As of Monday, LinkedIn, now owned by Microsoft, claimed 500 million users of its business-focused social network. That’s up from the 467 million figure it provided last October.
Unlike some web properties, LinkedIn does not specify monthly or daily “active” users—just users in general. That’s probably because many of those members go to the site sporadically, perhaps to update resumes or check out new job opportunities. Nor does the company break out how many of its users are paying customers as opposed to those who use a subset of the site’s full services for free.
The 500 million users come from more than 200 countries. LinkedIn lists more than 10 million active job posts and data on more than 9 million companies, according to a blog post by Aatif Awan, vice president of growth and international products for the Mountain View, Calif.-based company.

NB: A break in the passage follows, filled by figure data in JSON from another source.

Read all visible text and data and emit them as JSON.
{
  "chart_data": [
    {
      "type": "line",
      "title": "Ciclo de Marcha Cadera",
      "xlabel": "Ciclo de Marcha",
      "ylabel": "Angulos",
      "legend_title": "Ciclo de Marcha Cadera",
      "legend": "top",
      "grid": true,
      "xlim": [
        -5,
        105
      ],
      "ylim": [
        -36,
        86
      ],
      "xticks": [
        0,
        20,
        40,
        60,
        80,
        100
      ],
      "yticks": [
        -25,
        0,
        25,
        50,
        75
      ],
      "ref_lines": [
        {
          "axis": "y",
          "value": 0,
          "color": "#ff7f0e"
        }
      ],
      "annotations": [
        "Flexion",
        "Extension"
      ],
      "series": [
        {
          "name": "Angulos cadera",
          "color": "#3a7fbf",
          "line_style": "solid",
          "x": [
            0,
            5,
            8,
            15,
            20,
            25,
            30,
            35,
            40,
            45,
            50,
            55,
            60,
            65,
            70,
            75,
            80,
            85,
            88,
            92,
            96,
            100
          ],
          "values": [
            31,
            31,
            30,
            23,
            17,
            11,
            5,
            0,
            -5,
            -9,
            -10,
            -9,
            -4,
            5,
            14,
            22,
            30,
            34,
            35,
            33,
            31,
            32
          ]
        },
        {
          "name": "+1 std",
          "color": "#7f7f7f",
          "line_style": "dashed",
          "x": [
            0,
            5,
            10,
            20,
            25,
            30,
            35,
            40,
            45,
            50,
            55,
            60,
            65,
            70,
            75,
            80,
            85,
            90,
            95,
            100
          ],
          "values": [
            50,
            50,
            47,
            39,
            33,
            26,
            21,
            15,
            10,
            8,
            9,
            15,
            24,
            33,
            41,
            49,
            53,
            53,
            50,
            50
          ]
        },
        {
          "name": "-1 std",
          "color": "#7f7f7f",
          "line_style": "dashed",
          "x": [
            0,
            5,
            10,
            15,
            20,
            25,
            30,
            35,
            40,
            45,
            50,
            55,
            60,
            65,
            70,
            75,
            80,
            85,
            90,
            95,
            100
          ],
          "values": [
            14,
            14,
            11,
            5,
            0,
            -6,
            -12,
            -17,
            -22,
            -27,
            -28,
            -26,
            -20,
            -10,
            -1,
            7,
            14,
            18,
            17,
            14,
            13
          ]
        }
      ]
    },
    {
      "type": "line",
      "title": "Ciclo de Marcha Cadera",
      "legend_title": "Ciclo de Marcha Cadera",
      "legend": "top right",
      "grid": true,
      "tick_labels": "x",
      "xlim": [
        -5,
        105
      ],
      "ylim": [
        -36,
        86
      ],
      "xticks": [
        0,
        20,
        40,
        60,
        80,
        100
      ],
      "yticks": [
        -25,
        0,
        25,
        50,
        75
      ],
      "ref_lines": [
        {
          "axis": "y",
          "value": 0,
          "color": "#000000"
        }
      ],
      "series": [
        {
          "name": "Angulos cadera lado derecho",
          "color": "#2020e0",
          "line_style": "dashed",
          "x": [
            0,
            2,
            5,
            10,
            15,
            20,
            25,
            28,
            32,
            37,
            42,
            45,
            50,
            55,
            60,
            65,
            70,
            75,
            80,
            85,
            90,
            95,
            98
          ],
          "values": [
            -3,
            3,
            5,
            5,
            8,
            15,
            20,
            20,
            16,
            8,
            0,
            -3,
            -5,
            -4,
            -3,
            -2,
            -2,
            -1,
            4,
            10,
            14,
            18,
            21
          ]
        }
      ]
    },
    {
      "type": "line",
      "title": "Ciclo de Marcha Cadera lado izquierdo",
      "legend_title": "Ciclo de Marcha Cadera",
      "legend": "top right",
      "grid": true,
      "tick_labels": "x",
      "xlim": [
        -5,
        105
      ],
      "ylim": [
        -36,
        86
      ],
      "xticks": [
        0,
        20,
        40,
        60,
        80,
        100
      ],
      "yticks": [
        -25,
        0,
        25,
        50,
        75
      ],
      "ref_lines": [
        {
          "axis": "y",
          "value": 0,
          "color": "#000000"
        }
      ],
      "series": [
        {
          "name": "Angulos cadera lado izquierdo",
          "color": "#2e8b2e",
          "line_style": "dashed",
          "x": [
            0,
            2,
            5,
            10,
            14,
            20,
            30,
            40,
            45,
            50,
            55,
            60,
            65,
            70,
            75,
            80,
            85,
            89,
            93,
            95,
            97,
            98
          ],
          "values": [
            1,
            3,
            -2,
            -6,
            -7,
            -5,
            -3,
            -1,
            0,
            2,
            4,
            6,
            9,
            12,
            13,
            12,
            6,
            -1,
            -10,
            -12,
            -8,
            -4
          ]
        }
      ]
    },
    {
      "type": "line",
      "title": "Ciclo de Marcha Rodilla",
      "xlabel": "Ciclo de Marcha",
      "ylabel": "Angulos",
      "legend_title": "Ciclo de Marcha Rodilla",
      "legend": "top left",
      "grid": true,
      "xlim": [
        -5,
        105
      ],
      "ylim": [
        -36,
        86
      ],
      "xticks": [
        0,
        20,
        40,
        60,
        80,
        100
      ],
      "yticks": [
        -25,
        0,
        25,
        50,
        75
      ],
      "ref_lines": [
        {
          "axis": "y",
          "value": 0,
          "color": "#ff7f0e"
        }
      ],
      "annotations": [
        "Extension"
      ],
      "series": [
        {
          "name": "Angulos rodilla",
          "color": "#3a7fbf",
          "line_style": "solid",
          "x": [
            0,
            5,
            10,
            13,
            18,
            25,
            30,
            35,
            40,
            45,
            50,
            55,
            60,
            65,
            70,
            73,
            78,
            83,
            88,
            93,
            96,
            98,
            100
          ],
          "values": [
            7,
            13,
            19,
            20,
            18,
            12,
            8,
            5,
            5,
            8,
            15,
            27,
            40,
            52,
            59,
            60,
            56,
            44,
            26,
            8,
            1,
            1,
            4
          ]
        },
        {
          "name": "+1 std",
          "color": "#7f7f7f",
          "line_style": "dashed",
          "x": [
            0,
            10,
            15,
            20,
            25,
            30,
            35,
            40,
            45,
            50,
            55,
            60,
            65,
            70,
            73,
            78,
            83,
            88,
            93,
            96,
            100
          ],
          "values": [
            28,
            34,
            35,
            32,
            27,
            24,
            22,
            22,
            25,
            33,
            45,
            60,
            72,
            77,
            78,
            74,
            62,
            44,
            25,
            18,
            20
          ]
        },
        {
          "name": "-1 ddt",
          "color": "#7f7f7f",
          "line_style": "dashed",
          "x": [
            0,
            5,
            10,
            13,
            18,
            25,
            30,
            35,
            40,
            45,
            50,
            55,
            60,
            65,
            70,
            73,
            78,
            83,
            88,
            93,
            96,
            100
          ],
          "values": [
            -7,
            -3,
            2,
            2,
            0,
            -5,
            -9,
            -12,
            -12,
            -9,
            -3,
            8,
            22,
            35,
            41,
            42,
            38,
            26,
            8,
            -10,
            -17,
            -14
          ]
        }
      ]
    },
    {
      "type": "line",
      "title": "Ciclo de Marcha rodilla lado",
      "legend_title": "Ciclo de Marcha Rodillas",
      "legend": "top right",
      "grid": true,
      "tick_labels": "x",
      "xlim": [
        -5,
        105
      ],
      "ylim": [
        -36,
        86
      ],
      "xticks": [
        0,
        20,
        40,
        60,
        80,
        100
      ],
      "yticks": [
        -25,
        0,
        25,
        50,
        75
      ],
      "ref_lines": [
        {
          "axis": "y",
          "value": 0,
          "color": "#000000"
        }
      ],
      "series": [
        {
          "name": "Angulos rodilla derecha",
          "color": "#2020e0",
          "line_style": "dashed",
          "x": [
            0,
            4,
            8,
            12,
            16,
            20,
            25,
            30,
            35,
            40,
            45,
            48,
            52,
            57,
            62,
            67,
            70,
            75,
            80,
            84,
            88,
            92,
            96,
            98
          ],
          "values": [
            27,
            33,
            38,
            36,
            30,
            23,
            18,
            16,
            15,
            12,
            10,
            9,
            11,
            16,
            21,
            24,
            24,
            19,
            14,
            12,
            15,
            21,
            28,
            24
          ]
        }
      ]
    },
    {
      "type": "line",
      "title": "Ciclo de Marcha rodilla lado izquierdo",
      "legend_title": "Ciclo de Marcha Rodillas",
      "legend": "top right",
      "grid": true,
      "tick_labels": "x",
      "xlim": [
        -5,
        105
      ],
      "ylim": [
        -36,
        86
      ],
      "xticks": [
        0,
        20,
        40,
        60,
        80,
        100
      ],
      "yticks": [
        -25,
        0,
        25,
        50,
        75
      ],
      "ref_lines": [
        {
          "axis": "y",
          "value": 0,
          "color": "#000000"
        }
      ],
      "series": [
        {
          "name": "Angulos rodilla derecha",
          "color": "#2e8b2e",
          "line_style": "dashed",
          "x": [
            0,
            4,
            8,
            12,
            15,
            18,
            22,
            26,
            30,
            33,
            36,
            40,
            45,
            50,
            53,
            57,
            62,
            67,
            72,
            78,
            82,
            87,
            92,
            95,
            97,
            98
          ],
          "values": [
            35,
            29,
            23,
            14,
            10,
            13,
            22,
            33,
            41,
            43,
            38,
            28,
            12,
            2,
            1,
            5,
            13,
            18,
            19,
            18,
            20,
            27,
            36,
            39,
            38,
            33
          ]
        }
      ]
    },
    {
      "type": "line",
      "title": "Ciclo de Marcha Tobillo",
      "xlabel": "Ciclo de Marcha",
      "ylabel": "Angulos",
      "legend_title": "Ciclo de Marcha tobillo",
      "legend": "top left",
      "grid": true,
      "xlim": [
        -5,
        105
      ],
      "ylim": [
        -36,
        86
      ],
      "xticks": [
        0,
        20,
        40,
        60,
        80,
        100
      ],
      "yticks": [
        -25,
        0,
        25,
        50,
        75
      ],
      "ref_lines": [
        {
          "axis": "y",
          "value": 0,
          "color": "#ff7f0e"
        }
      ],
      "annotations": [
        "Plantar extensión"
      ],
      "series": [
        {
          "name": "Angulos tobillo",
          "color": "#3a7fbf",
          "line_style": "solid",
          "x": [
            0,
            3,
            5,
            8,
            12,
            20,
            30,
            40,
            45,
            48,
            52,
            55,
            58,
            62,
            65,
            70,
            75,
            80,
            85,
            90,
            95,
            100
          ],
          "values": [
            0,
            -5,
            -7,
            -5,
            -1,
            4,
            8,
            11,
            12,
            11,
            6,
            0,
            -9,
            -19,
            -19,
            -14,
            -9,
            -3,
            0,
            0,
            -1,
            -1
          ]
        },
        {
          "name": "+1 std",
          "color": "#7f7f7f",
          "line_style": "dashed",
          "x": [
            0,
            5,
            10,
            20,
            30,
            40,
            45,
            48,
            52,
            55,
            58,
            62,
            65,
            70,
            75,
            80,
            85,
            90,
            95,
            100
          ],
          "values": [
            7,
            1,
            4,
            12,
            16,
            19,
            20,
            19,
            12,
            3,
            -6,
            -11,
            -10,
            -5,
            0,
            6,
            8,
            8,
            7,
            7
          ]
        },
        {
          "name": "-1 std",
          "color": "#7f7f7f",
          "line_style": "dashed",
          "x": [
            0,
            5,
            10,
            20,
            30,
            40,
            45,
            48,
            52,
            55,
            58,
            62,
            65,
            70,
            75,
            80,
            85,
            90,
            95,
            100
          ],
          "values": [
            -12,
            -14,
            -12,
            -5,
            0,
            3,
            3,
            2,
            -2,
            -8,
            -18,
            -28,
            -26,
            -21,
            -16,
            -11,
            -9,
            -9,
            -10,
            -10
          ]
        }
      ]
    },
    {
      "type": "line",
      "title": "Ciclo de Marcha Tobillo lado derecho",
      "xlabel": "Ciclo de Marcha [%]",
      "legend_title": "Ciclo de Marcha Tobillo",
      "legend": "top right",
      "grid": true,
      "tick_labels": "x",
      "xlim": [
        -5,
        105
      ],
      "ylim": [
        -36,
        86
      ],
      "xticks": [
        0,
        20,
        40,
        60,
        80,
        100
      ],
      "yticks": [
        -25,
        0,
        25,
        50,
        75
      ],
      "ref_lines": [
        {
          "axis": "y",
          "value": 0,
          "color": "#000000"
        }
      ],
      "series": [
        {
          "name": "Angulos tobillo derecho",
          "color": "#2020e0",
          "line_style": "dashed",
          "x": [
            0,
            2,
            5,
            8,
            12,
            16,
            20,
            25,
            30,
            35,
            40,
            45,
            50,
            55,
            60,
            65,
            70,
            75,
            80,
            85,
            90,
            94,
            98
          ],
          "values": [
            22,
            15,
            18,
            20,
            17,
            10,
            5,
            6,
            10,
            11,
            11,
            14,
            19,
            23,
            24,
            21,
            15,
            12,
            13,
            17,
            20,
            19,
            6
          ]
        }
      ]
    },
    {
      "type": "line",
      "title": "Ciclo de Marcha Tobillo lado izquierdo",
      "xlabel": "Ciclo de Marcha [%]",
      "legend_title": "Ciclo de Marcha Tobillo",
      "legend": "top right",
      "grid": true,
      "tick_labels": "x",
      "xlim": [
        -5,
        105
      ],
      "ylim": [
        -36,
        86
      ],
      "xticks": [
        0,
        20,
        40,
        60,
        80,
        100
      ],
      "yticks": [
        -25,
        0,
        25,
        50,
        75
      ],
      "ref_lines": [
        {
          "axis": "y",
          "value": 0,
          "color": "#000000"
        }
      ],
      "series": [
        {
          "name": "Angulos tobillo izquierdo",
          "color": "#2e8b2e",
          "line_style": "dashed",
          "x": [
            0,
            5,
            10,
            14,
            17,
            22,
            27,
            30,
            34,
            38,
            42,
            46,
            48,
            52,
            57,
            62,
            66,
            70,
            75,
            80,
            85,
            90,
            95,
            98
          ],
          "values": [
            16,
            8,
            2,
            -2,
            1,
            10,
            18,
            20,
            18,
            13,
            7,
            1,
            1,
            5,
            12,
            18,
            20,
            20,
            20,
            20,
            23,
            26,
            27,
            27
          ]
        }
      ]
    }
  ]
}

Apptopia, a Boston company that tracks usage of web properties, estimates LinkedIn had about 227 million monthly active users (or people who log in at least once a month) in January. That figure grew to 240 million in February, and 260 million in March. As of Monday, it has seen about 252 million active users for April.
Related: LinkedIn’s Influence on Microsoft’s Cloud
In June, Microsoft (MSFT) announced its $26.2 billion plan to acquire LinkedIn in a deal that closed last fall.
In return for that big money, Microsoft gains access to a ton of data it can use to beef up its business software products. In particular, Microsoft chief executive Satya Nadella said that data will help boost Microsoft Dynamics CRM—software used by sales people to create, track, and close sales deals. That plan caused consternation at Salesforce (CRM), a sometimes-partner-sometimes-rival to Microsoft. Salesforce was also interested in buying LinkedIn, but was pre-empted by Microsoft.
LinkedIn makes money from paid subscriptions from corporate human resource professionals and others who have to find, recruit, and hire skilled candidates. But the data comes in handy for a wide range of competitive analysis and related tasks. Journalists often use LinkedIn to research companies and employees, for example.
A half a billion is a big number. But for comparison purposes, Facebook (FB), which is trying to get more involved in business scenarios, in February said it was closing in on 2 billion users worldwide. At the same time, Twitter (TWTR), the popular but troubled chat and messaging site, finished its last fiscal year with 319 million users.
Note: (April 23, 2017 4:21 p.m.) This story was updated to add Apptopia’s numbers on LinkedIn monthly active users.